Oops. Homophones and whatnot. I meant pieces (Generally, this meant “the remainder” was in the ballpark of, oh, let’s say twenty seconds?).

As you can imagine, the second option was quite a bit less popular than the first, and as a result, Shaka is one of the lucky few to have finished a war with more people than he started it with, and is widely regarded as having controlled the most powerful and wide-reaching African empire since Ancient Egypt.[3]

Speaking of the British (read the footnotes, dick), Shaka managed to restrain his homicidal rage long enough to establish peaceful contact (damn, I was hoping for piece-full) and a few trade routes with the old limeys.

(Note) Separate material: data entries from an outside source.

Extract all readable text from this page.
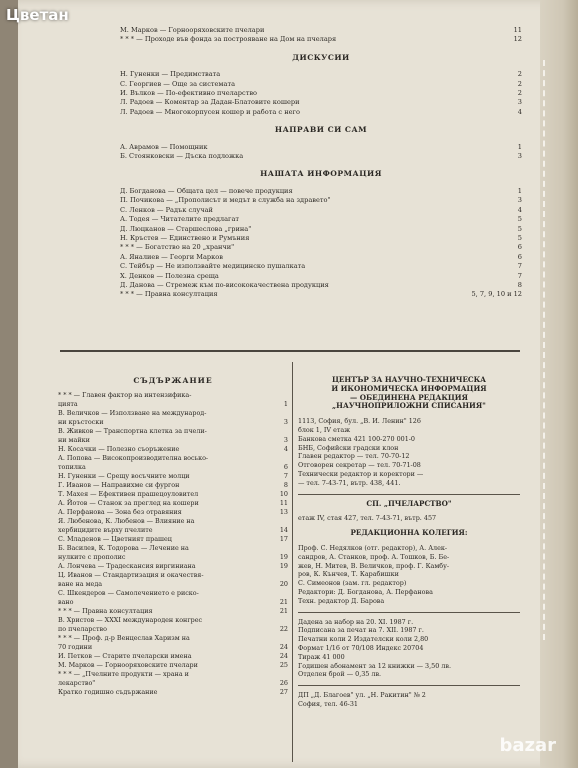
Цветан
bazar
М. Марков — Горнооряховските пчелари	11
* * * — Проходе във фонда за построяване на Дом на пчеларя	12
ДИСКУСИИ
Н. Гуненки — Предимствата	2
С. Георгиев — Още за системата	2
И. Вълков — По-ефективно пчеларство	2
Л. Радоев — Коментар за Дадан-Блатовите кошери	3
Л. Радоев — Многокорпусен кошер и работа с него	4
НАПРАВИ СИ САМ
А. Аврамов — Помощник	1
Б. Стоянковски — Дъска подложка	3
НАШАТА ИНФОРМАЦИЯ
Д. Богданова — Общата цел — повече продукция	1
П. Почикова — „Прополисът и медът в служба на здравето"	3
С. Ленков — Радък случай	4
А. Тодея — Читателите предлагат	5
Д. Люцканов — Старшеслова „грина"	5
Н. Кръстев — Единствено и Румъния	5
* * * — Богатство на 20 „хранчи"	6
А. Яналиев — Георги Марков	6
С. Тейбър — Не използвайте медицинско пушалката	7
Х. Денков — Полезна среща	7
Д. Данова — Стремеж към по-висококачествена продукция	8
* * * — Правна консултация	5, 7, 9, 10 и 12
СЪДЪРЖАНИЕ
* * * — Главен фактор на интензифика-
цията	1
В. Величков — Използване на международ-
ни кръстоски	3
В. Живков — Транспортна клетка за пчели-
ни майки	3
Н. Косачки — Полезно съоръжение	4
А. Попова — Високопроизводителна восько-
топилка	6
Н. Гуненки — Срещу восъчните молци	7
Г. Иванов — Направихме си фургон	8
Т. Махея — Ефективен прашецоуловител	10
А. Йотов — Станок за преглед на кошери	11
А. Перфанова — Зона без отравяния	13
Я. Любенова, К. Любенов — Влияние на
хербицидите върху пчелите	14
С. Младенов — Цветният прашец	17
Б. Василев, К. Тодорова — Лечение на
нулките с прополис	19
А. Лончева — Традескансия виргиниана	19
Ц. Иванов — Стандартизация и окачествя-
ване на медa	20
С. Шкендеров — Самолечението е риско-
вано	21
* * * — Правна консултация	21
В. Христов — XXXI международен конгрес
по пчеларство	22
* * * — Проф. д-р Венцеслав Харизм на
70 години	24
И. Петков — Старите пчеларски имена	24
М. Марков — Горнооряховските пчелари	25
* * * — „Пчелните продукти — храна и
лекарство"	26
Кратко годишно съдържание	27
ЦЕНТЪР ЗА НАУЧНО-ТЕХНИЧЕСКА
И ИКОНОМИЧЕСКА ИНФОРМАЦИЯ
— ОБЕДИНЕНА РЕДАКЦИЯ
„НАУЧНОПРИЛОЖНИ СПИСАНИЯ"
1113, София, бул. „В. И. Ленин" 126
блок 1, IV етаж
Банкова сметка 421 100-270 001-0
БНБ, Софийски градски клон
Главен редактор — тел. 70-70-12
Отговорен секретар — тел. 70-71-08
Технически редактор и коректори —
— тел. 7-43-71, вътр. 438, 441.
СП. „ПЧЕЛАРСТВО"
етаж IV, стая 427, тел. 7-43-71, вътр. 457
РЕДАКЦИОННА КОЛЕГИЯ:
Проф. С. Недялков (отг. редактор), А. Алек-
сандров, А. Станков, проф. А. Тошков, Б. Бе-
жев, Н. Митев, В. Величков, проф. Г. Камбу-
ров, К. Кънчев, Т. Карабишки
С. Симеонов (зам. гл. редактор)
Редактори: Д. Богданова, А. Перфанова
Техн. редактор Д. Барова
Дадена за набор на 20. XI. 1987 г.
Подписана за печат на 7. XII. 1987 г.
Печатни коли 2 Издателски коли 2,80
Формат 1/16 от 70/108 Индекс 20704
Тираж 41 000
Годишен абонамент за 12 книжки — 3,50 лв.
Отделен брой — 0,35 лв.
ДП „Д. Благоев" ул. „Н. Ракитин" № 2
София, тел. 46-31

That said, Shaka was generally more of the kill-first-who-cares-about-questions-anyway type, most notably after the death of his mother. When that happened, Kojak, I mean, Shaka, ordered a three-month period of mourning for all the Zulu people, in which no one was allowed to eat anything (which, you know, you need to do to like, live). Still not satisfied, Shaka went and murdered some cows so that the calves would know what it was like to lose a mother[4], and rounded his grief off by executing 7,000 people who "didn't look sad enough."

With no heads, they definitely looked sadder.

Anyhow, Shaka died in 1828, when his crotch-monkey half-brothers bro-ssassinated him with knives. He’s still remembered even today though as a definite badass.

Kind of a jerk though, right?


[1] You try running carrying a bowl of mash potatoes, two chickens, and one surprisingly unintelligent dog[2]

2 In that he is trying to eat the bowl rather than the potatoes

3 That English and French colonialism crap doesn’t count. If you don’t have a mountain of skulls, you’re not a warlord. Simple as can be.

4 Modern society’s got him beat on this one. Slaughterhouses, yo.